E anche qui sovviene un paragone e un confronto, con quello che accadde alla fine del 1976, all’interno del MSI-DN, alle prese allora con la sua terza clamorosa sconfitta elettorale: nel 1974 al referendum per il divorzio, nel 1975 alle elezioni amministrative di quell’anno, nel giugno del 1976 alle elezioni politiche anticipate. In quelle elezioni il MSI aveva perso un terzo dell’elettorato conquistato nel 1972, sia pure in “libera uscita” dalla DC, secondo Andreotti. Il buon senso suggeriva un cambio di rotta e di dirigenza politica a cui parve essere d’accordo Almirante. In verità, Almirante voleva solo conoscere i suoi “nemici” interni per poterli stanare. Cosa che avvenne puntualmente, costringendo questi ultimi, da De Marzio a Roberti, da Nencioni a Nicosia, a Sponziello, Manco, Delfino e via via a metà dei parlamentari eletti, ad andarsene via fondando Democrazia Nazionale, bollata come espressione di neobadoglismo, salvo, ventanni dopo, nel 1995, ad essere riesumuta per fondare Alleanza Nazionale. Ma nel 1976 ad Almirante non interessava il bene dell’Italia, e nemmeno tanto quello del suo Partito, interessava soltanto se stesso e la savaguardia del suo potere personale, piccolo ma personale. Perciò favorì la scissione e costrinse i dissidenti ad andarsene e poco importò che nei ventanni successivi, prima di Tangentepoli e sino alla discesa in campo di Berlusconi, la destra italiana sia stata costretta alla emarginazione e al silenzio.
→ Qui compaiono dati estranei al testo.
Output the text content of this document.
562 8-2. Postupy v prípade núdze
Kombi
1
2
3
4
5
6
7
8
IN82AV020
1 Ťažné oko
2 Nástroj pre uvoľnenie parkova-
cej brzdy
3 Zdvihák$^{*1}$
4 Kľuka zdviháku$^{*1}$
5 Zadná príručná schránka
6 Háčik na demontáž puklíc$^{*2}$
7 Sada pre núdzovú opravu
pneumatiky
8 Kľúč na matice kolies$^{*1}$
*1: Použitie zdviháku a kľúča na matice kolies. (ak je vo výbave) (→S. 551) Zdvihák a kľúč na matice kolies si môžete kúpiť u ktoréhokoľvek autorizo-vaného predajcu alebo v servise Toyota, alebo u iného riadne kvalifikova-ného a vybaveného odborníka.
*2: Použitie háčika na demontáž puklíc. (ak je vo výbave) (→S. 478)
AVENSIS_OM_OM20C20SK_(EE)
30 anni dopo quei fatti, l’erede di Almirante, Fini, dopo aver raccolto il frutto non del suo lavoro politico, visto che lui concettualmente era ritornato (o era sempre stato….) ai “colli fatali di Roma”, ma della decisione ( e del coraggio) di Berlusconi di “scendere in campo”, sdoganando lui e il MSI, restituendo cittadinanza morale e diritti politici alla Destra, antica, moderna, postmoderna che dir si voglia, ma prima di tutto DESTRA, ora si muove con l’evidente intento di distruggere ciò che faticosamente si è costruito, cioè un grande partito di moderati al governo del Paese quale è, o almeno quale doveva essere negli intenti di Sivio Berlusconi, il PDL.
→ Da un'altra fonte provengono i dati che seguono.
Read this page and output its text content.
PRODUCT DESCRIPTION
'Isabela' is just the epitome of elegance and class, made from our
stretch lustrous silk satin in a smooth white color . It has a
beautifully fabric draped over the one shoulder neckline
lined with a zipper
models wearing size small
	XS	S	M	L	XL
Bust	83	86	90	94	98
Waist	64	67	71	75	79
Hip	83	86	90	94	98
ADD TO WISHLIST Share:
Il quale PDL è (ancora) un progetto politico nel quale hanno creduto ad aprile del 2008 milioni di italiani, nel quale hanno dimostrato di riporre fiducia milioni di italiani ancora pochi mesi fa, e costituisce l’unico possibile baluardo per difendere il Paese dalle “gioiose” macchine da guerra di una sinistra che pur ridotta al silenzio è pronta ad azzannarlo nuovamente.
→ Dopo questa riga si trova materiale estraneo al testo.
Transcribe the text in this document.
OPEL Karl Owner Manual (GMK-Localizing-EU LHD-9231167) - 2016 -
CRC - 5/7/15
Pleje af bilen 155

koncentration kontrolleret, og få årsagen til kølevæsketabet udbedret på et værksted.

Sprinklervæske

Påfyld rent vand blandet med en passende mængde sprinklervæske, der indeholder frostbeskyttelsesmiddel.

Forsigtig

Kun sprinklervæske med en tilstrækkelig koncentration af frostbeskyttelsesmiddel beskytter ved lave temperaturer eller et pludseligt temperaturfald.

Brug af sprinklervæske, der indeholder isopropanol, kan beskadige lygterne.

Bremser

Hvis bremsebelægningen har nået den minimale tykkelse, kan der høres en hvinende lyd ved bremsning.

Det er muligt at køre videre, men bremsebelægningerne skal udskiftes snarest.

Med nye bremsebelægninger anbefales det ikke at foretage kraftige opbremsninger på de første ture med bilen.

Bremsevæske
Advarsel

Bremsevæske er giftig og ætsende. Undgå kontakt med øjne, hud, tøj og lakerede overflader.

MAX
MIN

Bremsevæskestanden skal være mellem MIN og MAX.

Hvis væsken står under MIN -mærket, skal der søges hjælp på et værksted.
Il presidente Berlusconi non può permetterlo perche sarebbe alto tradimento dei milioni di italiani che lo hanno votato e che sono pronti a votarlo ancora e ancora; ecco perchè ora più che mai, tutte le speranze sono riposte nelle sue mani, nelle mani di Silvio Berlusconi, che non è Moro, ma che come Moro, deve avvertire la necessità di impedire che il PDL, pur con tutte le sue negatività, venga processato in piazza. Ad essere processato sarebbe il grande fronte dei moderati italiani. Non lo si può consentire, nemmeno per fare un piacere a Fini, e men che meno a un qualsiasi Bocchino. g.